Yeah. That’s what we need.
Passion & Pattern
Yesterday, after a long day of intensive labor, a friend (and integral part of my aforementioned network) and I spent the drive home (he’s also my roommate) talking about artistic success. He insists upon the inevitability of my finding success one day because I possess a rare quality among creative people–passion.
Passion drives me to continually strive for the next level in the creative process. Passion allows me to see the world optimistically, even in the worst of times. Passion disregards the fact that I may not leave my room at all on any given day. After all, I am making art.
I find new inspiration everyday. Most recently, this one:

I believe that I find the repetition to be calming, and this pattern in particular is cheery and uplifting. It reminds me of Easter–the second favorite holiday of any Irish-Catholic.
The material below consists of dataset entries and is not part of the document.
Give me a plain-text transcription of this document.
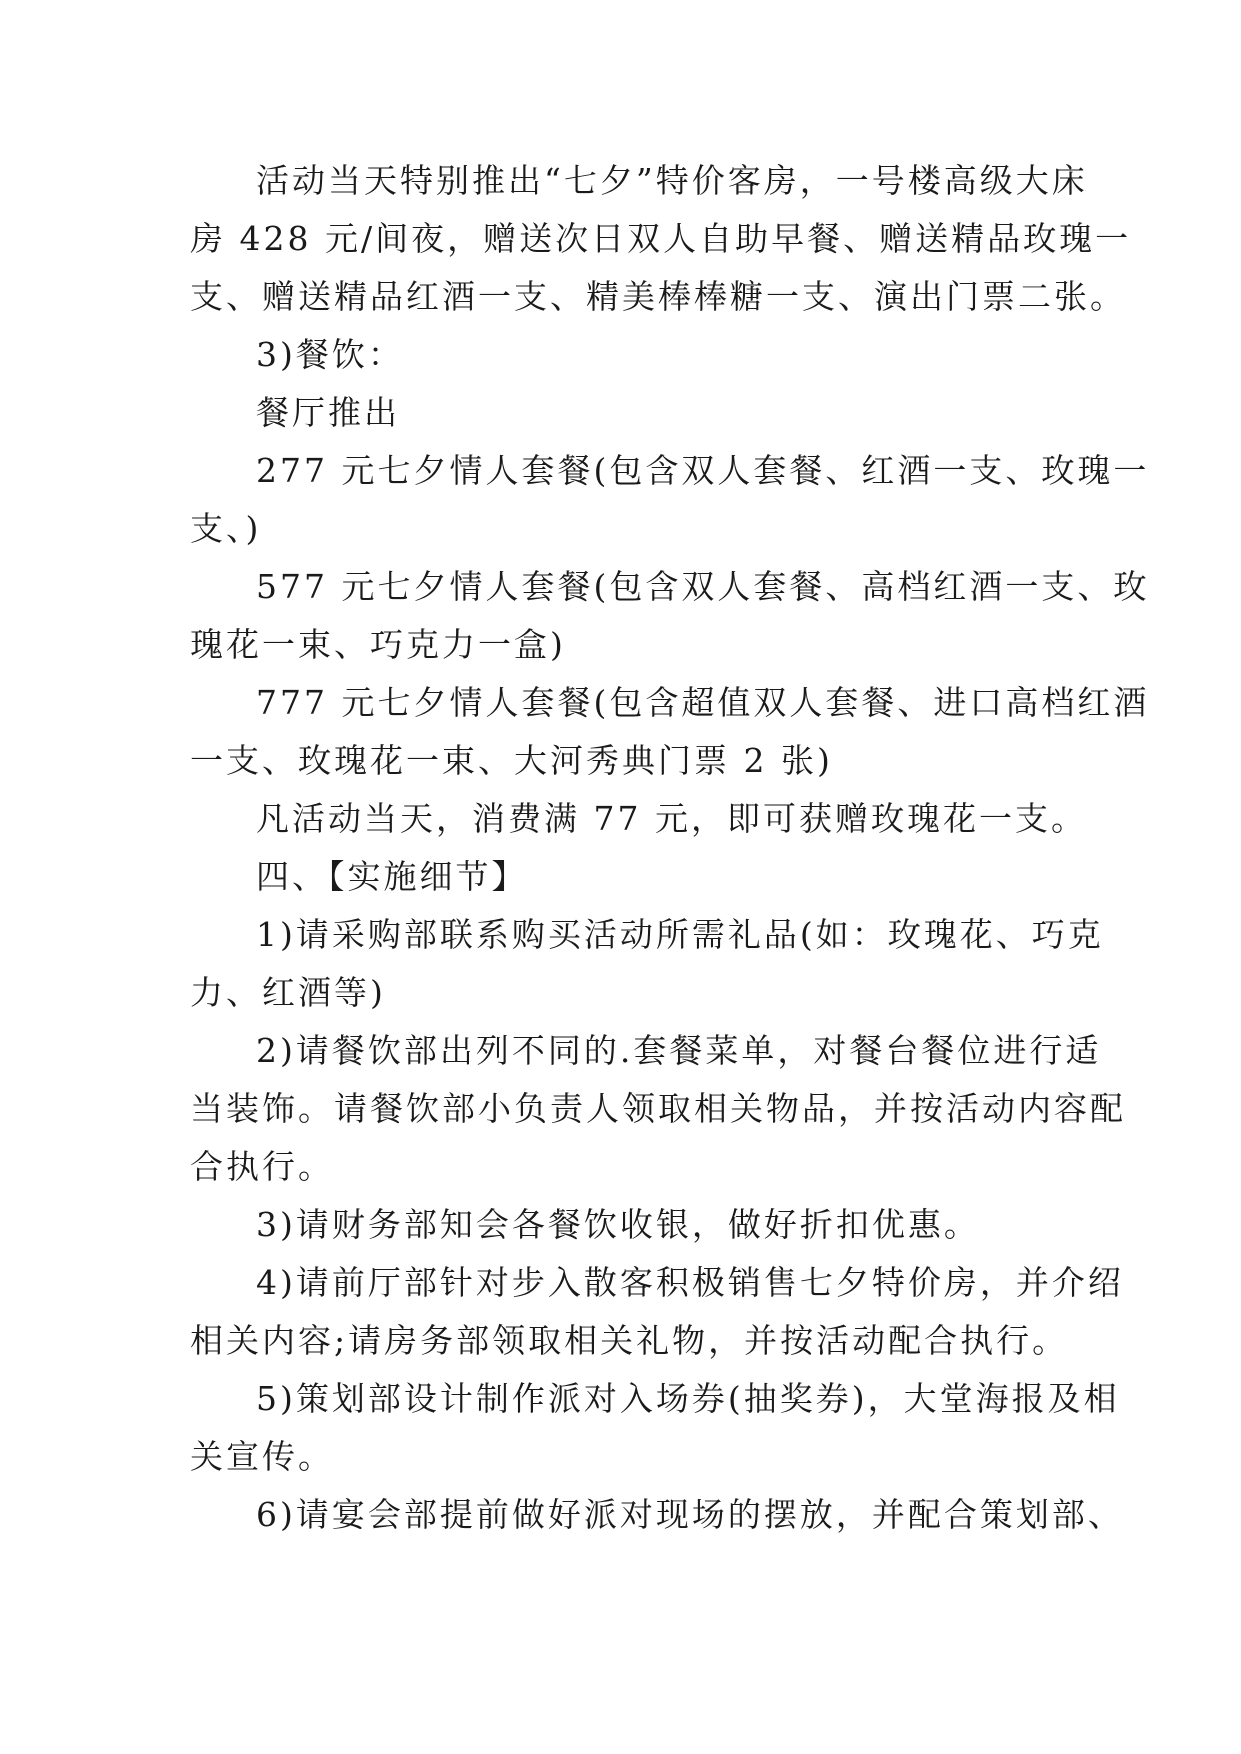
活动当天特别推出“七夕”特价客房，一号楼高级大床
房 428 元/间夜，赠送次日双人自助早餐、赠送精品玫瑰一
支、赠送精品红酒一支、精美棒棒糖一支、演出门票二张。
3)餐饮：
餐厅推出
277 元七夕情人套餐(包含双人套餐、红酒一支、玫瑰一
支、)
577 元七夕情人套餐(包含双人套餐、高档红酒一支、玫
瑰花一束、巧克力一盒)
777 元七夕情人套餐(包含超值双人套餐、进口高档红酒
一支、玫瑰花一束、大河秀典门票 2 张)
凡活动当天，消费满 77 元，即可获赠玫瑰花一支。
四、【实施细节】
1)请采购部联系购买活动所需礼品(如：玫瑰花、巧克
力、红酒等)
2)请餐饮部出列不同的.套餐菜单，对餐台餐位进行适
当装饰。请餐饮部小负责人领取相关物品，并按活动内容配
合执行。
3)请财务部知会各餐饮收银，做好折扣优惠。
4)请前厅部针对步入散客积极销售七夕特价房，并介绍
相关内容;请房务部领取相关礼物，并按活动配合执行。
5)策划部设计制作派对入场券(抽奖券)，大堂海报及相
关宣传。
6)请宴会部提前做好派对现场的摆放，并配合策划部、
My sister referred me to a blog called Creative Curio that runs a tutorial to create your own pattern using Illustrator. If only I could learn to do the same with acrylic paints. Last weekend, I found a newspaper listing for a class in Chicago that teaches Printmaking for Painters. They specifically listed pattern making among the curriculum. I can’t afford to take the class now, but at least now I know that it can be done. I’ll be exploring the option within the coming years. In the meantime, I’ll be focusing on graphics and the website.
Coexistence vs. Codependency
The topic of the week.
To exist in harmony with many others: simple. We may not realize the enormous amount of faith each and every one of us invests in total strangers everyday. We trust that we won’t be assaulted while walking home or on the city bus or awoken from sleep in a fit of the very real terror of discovering an intruder in your living room. . .not that you would be sleeping in your living room.
My point is that living in a globalized civilization requires the free-willed members of society to commit to doing well unto others, for the sake of keeping it together.
But it’s easy to cross the line between working in tandem and depending on someone to function.
At the moment, my network consists of a self-taught digital media guru, a young, cocky, live-in “trained professional,” a quirky “work-from-home” neighbor and a scared kid clinging to the hopeful promise of success. How did I ever get here? More importantly though: what would I do without any one of them?